Dateline: Katowice, Poland
To be honest, everyone I’ve talked to has asked why I’m even here in Katowice. The town is rather industrial and, being just one hour from gorgeous Krakow, not exactly the place a perpetual travel would be spending “vacation” time.
The reason: I’m spending my day meeting with one of the best experts on Polish second citizenship.
Citizenship by descent is one of the easiest ways to obtain a valuable second citizenship and the passport that comes with it.
Countries like Ireland and Italy are well known for offering citizenship by descent to those with family trees from those countries. However, one other slightly more complicated option for getting a second passport through your bloodline is Poland.
If you have Polish ancestors, you may well qualify for Polish citizenship. The paperwork can be a bit tricky, but the concept is quite straightforward: Poland views those who are of Polish descent to be its citizens, so long as they can prove the required connections.
As always, I recommend taking advantage of any second citizenship
Ways to get Polish citizenship
Getting Polish citizenship is straightforward until it comes down to citizenship by descent. Like most European countries, Poland uses the “right of blood” method to determine Polish citizenship by birth. Basically, any child born to at least one Polish parent obtains citizenship at birth, regardless of where they are born.
Americans may find this concept a bit odd, because the United States applies the “right of the soil” method to providing citizenship, meaning anyone born on US soil is an American citizen. While this may sound convenient — it is a great way to get anchor status if you want a pathway to US citizenship — it’s really just the modern-day version of giving away citizenship like candy in order to rope in more future tax slaves.
Polish citizenship by naturalization can be obtained by legally residing in Poland as a permanent resident for three years if you speak Polish.
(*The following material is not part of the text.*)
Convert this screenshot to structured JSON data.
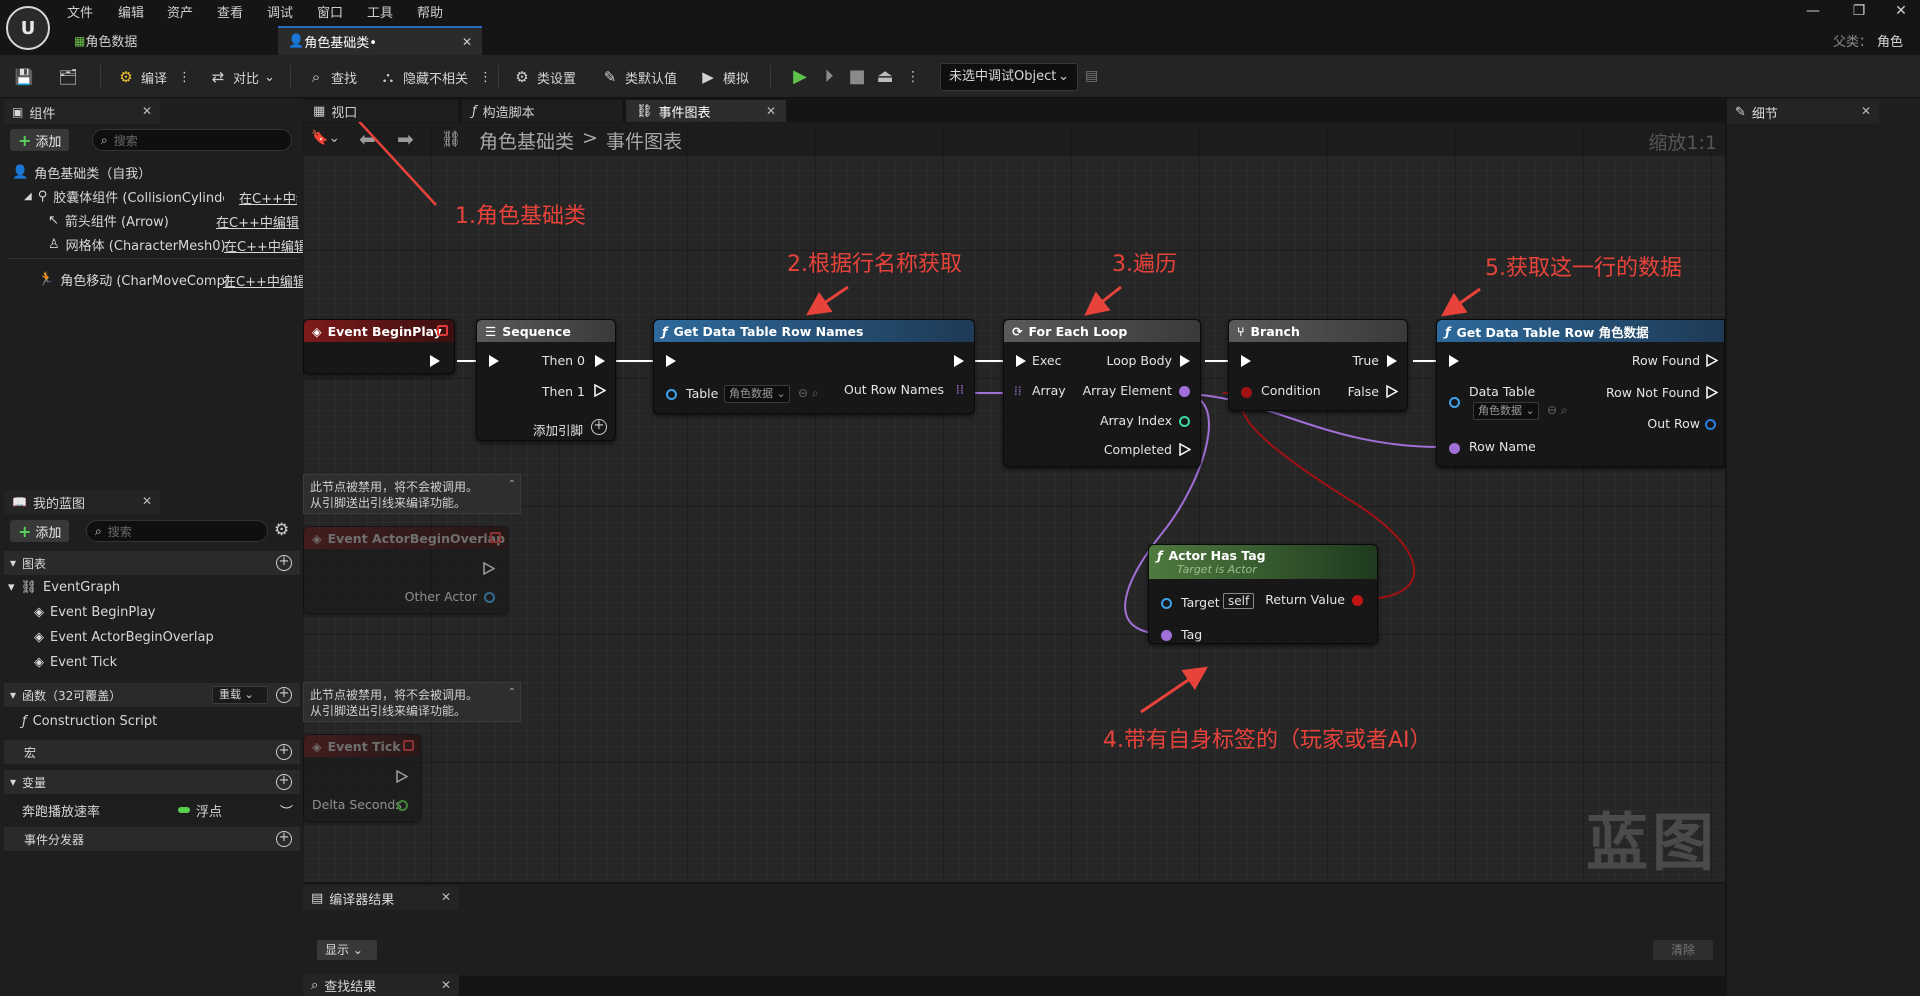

Otherwise, you need to be legally resident for the last ten years and currently have permanent resident status.
If you’re married to a Polish citizen, you get a small discount on the time required for naturalization. You must, however, be legally resident in Poland, not living overseas.
So far, Polish citizenship is either difficult, if not impossible to get, or not worth it. Poland isn’t a bad place to live, but it’s not worth getting legal residence there to work toward a second passport.
However, obtaining Polish citizenship by descent is an easy way to get Polish citizenship if you meet some difficult conditions.
The rules for claiming ancestral citizenship include the condition that your Polish ancestors left the country after Poland became an independent country in 1918. Basically, any ancestor born before the year 1899 is ineligible to qualify you for citizenship on the basis of the country’s citizenship laws of 1920.
That means you’ll have to use ancestors who were born in the twentieth century. If you have family members who were under 21 years old when the 1920 laws were ratified, they may have qualified for Polish citizenship, even if they were born and held citizenship elsewhere, such as the United States.
However, Poland requires you to maintain an unbroken chain of citizenship in order to qualify for citizenship by descent. If your great grandfather qualifies, but your grandfather gave up Polish citizenship to become a citizen of another country, you’re out of luck.
That means each ancestor must have been Polish in order to pass it to the younger generation. If one of your ancestors lost their Polish citizenship then the bloodline is broken.
In this way, Poland is much less liberal than Italy, which seems to hand out citizenship to anyone who calls themselves a Paisan.
Poland is also less liberal in that it doesn’t count ethnic Polish ancestors as eligible for citizenship. This is different from some other ancestral citizenship programs, which figure that anyone with ancestors from territory they CURRENTLY control can be a citizen.
The way Poland sees it, if Poland wasn’t the name on the door when your ancestor was born, too bad… take it up with Germany or whatever other country was running the place at the time.
While unlikely, there is a chance you won’t qualify for Polish citizenship, but might have other family that qualify you for Lithuanian citizenship.
The process of claiming Polish citizenship by descent
Claiming a Polish passport isn’t easy. Like any citizenship by descent program, Poland’s government operates at a slow pace.
Before claiming your second passport, you must first prove that you are eligible for Polish citizenship. This is done by sending a biography and filling out forms — all in Polish — to your local Polish embassy.
You will also have to collect the birth dates of yourself and all of your Polish ancestors since first emigration, as well as information on other military service or citizenships that are part of your family tree.
Then you wait. In some cases, people have reported waiting one year or more to hear back. And the response is often “send us more proof”.
My citizenship by descent lawyer tells me Polish cases are some of the toughest out there. For the reasonable fees he charges, I would highly recommend a lawyer for the process. While countries like Ireland can be done on your own (although lawyers are quite cheap), doing your own Polish citizenship case might leave you pulling your hair out.
If you have legitimate Polish heritage and know your family history, it may be worth working toward your second passport. Like any citizenship by descent, you will need to have patience as the process can easily take 1-2 years, and you may waste lots of time only to find out you don’t meet Poland’s strict standards.
However, the process is pretty cheap if you are willing to do the work on your own. I always recommend seeking out a second passport from your family tree before working on second residencies or buying a passport. Just know what you’re in for.